H5P.org Easter outage
April 1st at 9:10 AM CET four core team members got a phone call from a robot telling us that H5P.org was down. More details were sent to us via Slack and e-mail. We quickly found that the third party storage service H5P.org is using had gone down. Technical details about what happened and how the supplier handled it are posted here.
Service outages on the third party storage service has happened previously and have normally lasted for a few minutes, and never longer than an hour or two. We had the option of restoring our daily backup, but that would mean losing up to 24 hours of data. However since previous storage service outages have been minor and that it was a Sunday in the middle of Easter, we decided to wait and monitor the situation.
Assuming that this block storage outage would be minor like the previous incidents was a mistake. As the day went on we received further updates from the supplier that didn’t indicate that there would be a long period of downtime and we thought it would be up and running soon, further compounding our original mistake.
Luckily the vast majority of H5P users and content in the world were pretty much unaffected. H5P is currently designed exclusively for self hosting. H5P.org was never meant to be a free service for creating and embedding H5P content on external web sites. We are however aware that many uses H5P.org this way, and for those that rely on H5P.org, especially for embedded content, we are incredibly sorry for this service outage.

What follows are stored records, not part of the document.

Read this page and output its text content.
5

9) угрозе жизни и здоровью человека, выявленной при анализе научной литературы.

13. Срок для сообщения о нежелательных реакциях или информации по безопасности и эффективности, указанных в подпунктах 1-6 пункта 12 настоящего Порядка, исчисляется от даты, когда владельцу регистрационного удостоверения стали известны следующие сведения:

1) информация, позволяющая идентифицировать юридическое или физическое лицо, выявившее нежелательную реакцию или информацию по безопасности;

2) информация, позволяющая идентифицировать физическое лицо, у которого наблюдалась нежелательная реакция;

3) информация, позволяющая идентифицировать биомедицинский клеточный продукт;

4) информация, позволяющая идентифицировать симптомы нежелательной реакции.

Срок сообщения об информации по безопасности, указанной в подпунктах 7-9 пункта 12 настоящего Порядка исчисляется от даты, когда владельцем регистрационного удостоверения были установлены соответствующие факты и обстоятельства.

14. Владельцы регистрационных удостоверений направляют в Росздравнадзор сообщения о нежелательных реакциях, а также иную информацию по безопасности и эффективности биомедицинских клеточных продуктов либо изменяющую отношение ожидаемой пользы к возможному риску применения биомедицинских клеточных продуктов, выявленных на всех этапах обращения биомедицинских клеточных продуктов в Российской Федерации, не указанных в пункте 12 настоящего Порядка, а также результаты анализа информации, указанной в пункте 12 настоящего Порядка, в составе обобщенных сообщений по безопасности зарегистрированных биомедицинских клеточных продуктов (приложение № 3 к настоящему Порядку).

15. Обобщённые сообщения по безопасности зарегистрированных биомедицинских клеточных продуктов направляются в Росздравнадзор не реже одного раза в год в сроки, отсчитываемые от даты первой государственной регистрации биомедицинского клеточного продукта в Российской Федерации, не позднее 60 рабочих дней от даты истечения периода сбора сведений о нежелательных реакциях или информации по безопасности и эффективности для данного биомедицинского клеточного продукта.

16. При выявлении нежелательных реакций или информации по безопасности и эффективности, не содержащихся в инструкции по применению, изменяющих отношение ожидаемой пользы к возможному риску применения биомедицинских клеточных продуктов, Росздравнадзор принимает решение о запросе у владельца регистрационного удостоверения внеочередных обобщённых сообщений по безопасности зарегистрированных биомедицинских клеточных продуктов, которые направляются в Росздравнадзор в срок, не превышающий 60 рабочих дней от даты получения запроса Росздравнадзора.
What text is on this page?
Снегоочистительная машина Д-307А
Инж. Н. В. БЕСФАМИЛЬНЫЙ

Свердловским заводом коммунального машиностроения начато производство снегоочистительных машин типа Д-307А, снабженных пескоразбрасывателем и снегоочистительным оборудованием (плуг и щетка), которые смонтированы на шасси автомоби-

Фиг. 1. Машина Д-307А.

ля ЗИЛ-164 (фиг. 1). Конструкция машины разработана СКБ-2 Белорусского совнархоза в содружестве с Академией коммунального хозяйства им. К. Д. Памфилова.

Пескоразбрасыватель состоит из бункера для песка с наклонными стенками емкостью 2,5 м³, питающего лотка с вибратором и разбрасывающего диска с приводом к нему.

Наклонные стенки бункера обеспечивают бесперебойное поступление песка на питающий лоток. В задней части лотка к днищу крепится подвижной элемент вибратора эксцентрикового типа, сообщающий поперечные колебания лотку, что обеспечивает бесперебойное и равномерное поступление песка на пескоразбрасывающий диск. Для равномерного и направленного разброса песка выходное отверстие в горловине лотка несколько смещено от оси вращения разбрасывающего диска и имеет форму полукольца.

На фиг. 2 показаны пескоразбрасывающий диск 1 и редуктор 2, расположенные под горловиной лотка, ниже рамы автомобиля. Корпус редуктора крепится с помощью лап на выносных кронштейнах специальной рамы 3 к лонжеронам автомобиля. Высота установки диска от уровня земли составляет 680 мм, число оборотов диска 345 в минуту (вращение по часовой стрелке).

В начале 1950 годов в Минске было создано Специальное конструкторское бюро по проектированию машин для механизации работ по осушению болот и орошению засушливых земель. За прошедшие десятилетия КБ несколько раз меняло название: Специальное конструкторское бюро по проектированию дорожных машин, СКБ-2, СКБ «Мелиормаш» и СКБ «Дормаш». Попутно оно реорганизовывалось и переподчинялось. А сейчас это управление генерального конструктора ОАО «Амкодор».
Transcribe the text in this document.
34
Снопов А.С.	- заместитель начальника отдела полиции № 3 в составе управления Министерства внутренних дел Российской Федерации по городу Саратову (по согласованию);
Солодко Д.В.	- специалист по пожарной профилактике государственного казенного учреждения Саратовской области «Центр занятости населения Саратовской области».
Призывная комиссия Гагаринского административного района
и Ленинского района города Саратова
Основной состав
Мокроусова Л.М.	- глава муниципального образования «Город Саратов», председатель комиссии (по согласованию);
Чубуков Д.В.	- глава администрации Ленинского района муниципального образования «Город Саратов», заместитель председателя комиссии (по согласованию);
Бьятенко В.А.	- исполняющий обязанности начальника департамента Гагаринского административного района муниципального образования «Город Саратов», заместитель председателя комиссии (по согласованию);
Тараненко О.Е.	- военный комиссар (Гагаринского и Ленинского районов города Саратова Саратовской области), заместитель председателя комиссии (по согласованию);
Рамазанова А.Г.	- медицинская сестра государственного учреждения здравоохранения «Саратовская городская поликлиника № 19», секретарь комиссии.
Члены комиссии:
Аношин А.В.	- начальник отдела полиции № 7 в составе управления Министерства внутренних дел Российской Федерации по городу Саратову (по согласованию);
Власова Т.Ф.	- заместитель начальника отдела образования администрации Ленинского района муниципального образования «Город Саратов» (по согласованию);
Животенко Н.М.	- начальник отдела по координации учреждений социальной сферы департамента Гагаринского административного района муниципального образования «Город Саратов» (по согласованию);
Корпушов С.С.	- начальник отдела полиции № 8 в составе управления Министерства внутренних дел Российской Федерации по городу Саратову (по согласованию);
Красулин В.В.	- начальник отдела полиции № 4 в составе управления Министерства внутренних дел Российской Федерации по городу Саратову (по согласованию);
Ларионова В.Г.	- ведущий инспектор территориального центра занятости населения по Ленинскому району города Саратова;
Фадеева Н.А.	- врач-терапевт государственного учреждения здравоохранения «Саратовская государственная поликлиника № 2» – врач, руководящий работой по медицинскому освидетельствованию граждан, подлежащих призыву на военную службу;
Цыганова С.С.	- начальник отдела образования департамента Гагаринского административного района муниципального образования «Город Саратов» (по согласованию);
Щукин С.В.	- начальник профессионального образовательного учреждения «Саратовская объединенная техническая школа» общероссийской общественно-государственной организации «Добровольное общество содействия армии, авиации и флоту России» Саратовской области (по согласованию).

H5P.org was primarily created as a community web site with a forum, examples, documentation and features for letting users try out H5P. There is currently no external funding for it and thus we’re not using a high end setup with automatic fail overs etc. The H5P.org infrastructure and routines are designed to be cost efficient, it is not designed for high availability since that would require a lot more funding both for the infrastructure and for making sure that there is always human resources available if something goes wrong. A long service outage as seen in Easter is however completely unacceptable for H5P.org.
We’re now going to make some changes to reduce the risk of long outages including:
We have already made it more clear on H5P.org that the content creation features offered there are mainly meant for test driving H5P. H5P.com will be available very soon for those who need a high availability SaaS solution. It has replicas for almost every component with automatic fail-overs, auto-scaling, features for doing updates with no downtime and uses high end software and hardware with personnel available around the clock to resolve any issues instantly.
The most critical parts currently being hosted together with H5P.org are the H5P Content Type Hub APIs. These will be moved to the same kind of infrastructure and service level that H5P.com is running on.
We will reconsider the infrastructure and suppliers for H5P.org. We will at least make sure that the block storage can’t cause the entire site to go down.
We will replace the front page of H5P.org quickly with information about downtime if and when anything like this happens again and also be faster to inform on social media. We won’t assume that a third party service will be fixed quickly.
We will consider restoring backups faster if something like this happens again.